Mispronunciation Detection of Basic Quranic Recitation Rules using Deep Learning

In Islam, readers must apply a set of pronunciation rules called Tajweed rules to recite the Quran in the same way that the angel Jibrael taught the Prophet, Muhammad. The traditional process of learning the correct application of these rules requires a human who must have a license and great experience to detect mispronunciation. Due to the increasing number of Muslims around the world, the number of Tajweed teachers is not enough nowadays for daily recitation practice for every Muslim. Therefore, lots of work has been done for automatic Tajweed rules' mispronunciation detection to help readers recite Quran correctly in an easier way and shorter time than traditional learning ways. All previous works have three common problems. First, most of them focused on machine learning algorithms only. Second, they used private datasets with no benchmark to compare with. Third, they did not take into consideration the sequence of input data optimally, although the speech signal is time series. To overcome these problems, we proposed a solution that consists of Mel-Frequency Cepstral Coefficient (MFCC) features with Long Short-Term Memory (LSTM) neural networks which use the time series, to detect mispronunciation in Tajweed rules. In addition, our experiments were performed on a public dataset, the QDAT dataset, which contains more than 1500 voices of the correct and incorrect recitation of three Tajweed rules (Separate stretching , Tight Noon , and Hide ). To the best of our knowledge, the QDAT dataset has not been used by any research paper yet. We compared the performance of the proposed LSTM model with traditional machine learning algorithms used in SoTA. The LSTM model with time series showed clear superiority over traditional machine learning. The accuracy achieved by LSTM on the QDAT dataset was 96%, 95%, and 96% for the three rules (Separate stretching, Tight Noon, and Hide), respectively.

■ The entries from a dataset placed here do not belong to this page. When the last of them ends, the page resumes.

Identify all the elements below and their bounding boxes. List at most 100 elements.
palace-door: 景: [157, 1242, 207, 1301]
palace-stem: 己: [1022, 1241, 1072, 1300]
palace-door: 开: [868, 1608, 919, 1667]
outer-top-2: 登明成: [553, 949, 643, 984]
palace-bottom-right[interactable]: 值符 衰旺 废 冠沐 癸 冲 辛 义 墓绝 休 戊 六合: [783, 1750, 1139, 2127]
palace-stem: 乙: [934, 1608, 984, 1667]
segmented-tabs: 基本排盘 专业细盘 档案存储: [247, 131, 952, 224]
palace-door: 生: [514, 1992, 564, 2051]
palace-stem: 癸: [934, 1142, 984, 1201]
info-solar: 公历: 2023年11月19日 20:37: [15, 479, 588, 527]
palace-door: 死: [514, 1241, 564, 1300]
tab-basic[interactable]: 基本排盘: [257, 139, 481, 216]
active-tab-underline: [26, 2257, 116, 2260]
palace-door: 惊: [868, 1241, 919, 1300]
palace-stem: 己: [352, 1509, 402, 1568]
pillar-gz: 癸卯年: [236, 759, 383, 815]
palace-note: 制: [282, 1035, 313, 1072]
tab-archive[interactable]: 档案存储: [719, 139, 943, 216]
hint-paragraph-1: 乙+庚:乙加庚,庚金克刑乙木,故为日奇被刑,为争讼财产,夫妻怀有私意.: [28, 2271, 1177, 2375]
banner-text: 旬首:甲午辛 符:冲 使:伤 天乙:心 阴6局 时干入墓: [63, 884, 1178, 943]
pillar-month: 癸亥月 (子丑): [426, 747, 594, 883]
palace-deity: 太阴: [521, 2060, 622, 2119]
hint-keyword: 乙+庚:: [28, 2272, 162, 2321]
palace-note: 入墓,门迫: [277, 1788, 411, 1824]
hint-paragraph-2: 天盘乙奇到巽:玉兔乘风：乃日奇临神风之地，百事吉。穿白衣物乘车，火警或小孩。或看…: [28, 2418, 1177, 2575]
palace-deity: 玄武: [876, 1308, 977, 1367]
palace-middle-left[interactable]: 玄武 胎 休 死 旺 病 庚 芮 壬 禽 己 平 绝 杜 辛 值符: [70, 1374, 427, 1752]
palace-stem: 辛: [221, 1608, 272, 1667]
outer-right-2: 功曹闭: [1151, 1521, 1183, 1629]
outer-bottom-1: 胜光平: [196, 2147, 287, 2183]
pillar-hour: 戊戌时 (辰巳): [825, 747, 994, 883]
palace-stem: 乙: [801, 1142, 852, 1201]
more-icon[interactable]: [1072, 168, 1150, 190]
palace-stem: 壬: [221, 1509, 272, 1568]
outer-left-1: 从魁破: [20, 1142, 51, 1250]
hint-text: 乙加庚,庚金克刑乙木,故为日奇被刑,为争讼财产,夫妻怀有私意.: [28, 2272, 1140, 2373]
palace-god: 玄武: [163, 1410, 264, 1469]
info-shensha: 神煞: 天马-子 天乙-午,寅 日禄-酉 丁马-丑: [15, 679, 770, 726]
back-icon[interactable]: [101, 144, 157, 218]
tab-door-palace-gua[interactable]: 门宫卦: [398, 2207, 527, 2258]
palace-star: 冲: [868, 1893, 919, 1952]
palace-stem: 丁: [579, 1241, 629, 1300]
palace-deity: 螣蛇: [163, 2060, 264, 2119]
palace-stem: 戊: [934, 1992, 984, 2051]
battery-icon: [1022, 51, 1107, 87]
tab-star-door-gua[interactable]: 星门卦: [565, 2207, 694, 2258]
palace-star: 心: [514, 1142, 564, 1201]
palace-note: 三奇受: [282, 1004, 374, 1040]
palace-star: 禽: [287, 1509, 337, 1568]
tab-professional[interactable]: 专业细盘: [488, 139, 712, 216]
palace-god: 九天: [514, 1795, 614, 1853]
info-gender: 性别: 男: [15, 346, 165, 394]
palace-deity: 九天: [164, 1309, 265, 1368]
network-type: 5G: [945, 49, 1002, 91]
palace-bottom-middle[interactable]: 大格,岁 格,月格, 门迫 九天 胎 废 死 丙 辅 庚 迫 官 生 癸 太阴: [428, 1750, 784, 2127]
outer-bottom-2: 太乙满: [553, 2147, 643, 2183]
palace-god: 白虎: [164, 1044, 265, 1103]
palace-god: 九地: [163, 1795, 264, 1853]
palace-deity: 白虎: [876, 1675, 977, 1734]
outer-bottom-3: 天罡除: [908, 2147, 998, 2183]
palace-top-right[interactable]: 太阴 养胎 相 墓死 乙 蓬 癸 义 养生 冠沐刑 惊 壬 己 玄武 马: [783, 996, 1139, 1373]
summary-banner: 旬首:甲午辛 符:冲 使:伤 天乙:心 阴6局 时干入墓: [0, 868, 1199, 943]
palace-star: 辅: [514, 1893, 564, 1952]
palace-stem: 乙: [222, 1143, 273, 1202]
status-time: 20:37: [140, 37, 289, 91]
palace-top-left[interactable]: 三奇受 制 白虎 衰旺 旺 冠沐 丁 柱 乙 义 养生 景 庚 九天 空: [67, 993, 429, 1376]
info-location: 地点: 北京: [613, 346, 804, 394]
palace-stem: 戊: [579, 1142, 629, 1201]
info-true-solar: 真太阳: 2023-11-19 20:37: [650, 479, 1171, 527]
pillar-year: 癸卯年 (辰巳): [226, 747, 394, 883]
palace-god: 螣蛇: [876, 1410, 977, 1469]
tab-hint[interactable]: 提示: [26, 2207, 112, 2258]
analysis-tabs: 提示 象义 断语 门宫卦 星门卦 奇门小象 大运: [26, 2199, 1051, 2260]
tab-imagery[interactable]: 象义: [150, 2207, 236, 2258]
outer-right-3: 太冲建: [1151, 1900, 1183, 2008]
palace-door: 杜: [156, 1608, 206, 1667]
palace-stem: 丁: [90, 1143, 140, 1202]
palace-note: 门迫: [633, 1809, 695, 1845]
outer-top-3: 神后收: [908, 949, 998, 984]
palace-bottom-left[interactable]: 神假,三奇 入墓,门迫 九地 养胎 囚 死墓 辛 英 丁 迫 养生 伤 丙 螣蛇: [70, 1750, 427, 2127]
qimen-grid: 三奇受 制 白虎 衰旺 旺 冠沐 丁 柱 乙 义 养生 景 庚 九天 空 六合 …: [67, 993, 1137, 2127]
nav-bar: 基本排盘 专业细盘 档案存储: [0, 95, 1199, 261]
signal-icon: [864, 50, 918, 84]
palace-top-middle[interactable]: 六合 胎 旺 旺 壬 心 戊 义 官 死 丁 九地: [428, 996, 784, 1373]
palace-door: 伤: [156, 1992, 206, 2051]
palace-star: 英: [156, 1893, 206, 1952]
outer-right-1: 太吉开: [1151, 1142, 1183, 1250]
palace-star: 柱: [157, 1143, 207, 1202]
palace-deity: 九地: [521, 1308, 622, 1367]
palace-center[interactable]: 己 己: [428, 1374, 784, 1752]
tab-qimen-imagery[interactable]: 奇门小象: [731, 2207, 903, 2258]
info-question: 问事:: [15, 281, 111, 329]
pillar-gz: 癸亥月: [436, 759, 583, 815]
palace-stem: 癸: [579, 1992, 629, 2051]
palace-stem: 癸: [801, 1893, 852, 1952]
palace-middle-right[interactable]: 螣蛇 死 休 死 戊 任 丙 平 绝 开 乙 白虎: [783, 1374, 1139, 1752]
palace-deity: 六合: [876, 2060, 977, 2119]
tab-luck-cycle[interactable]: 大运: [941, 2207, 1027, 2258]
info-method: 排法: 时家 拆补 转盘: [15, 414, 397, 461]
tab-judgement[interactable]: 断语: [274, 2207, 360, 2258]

翻译：在伊斯兰教中，诵读者必须遵循一套名为"泰吉威德"（Tajweed）规则的发音规范，以天使吉卜利勒（Jibrael）教导先知穆罕默德的方式诵读《古兰经》。传统上，学习正确运用这些规则需要由持有资质且经验丰富的人类教师来检测错读。随着全球穆斯林人口的持续增长，目前泰吉威德教师数量已无法满足每位穆斯林每日诵读练习的需求。为此，大量研究致力于实现泰吉威德规则错读的自动检测，帮助诵读者以更便捷、更高效的方式正确诵读《古兰经》。现有研究普遍存在三个问题：其一，多数研究仅采用机器学习算法；其二，使用私有数据集导致缺乏基准对比；其三，尽管语音信号具有时序特性，但现有方法未充分优化输入数据的序列化处理。为解决上述问题，我们提出一种基于梅尔频率倒谱系数（MFCC）特征与长短期记忆（LSTM）神经网络的解决方案，利用LSTM的时序建模能力检测泰吉威德规则错读。实验采用公开数据集QDAT（包含1500余条三种泰吉威德规则——"分延律"、"鼻化律"与"隐藏律"的正确与错误诵读语音数据），据我们所知，目前尚无研究使用过该数据集。我们将所提LSTM模型的性能与当前最优（SoTA）传统机器学习算法进行对比，结果表明：引入时序建模的LSTM模型显著优于传统机器学习方法。在QDAT数据集上，LSTM对"分延律"、"鼻化律"与"隐藏律"三种规则的检测准确率分别达到96%、95%和96%。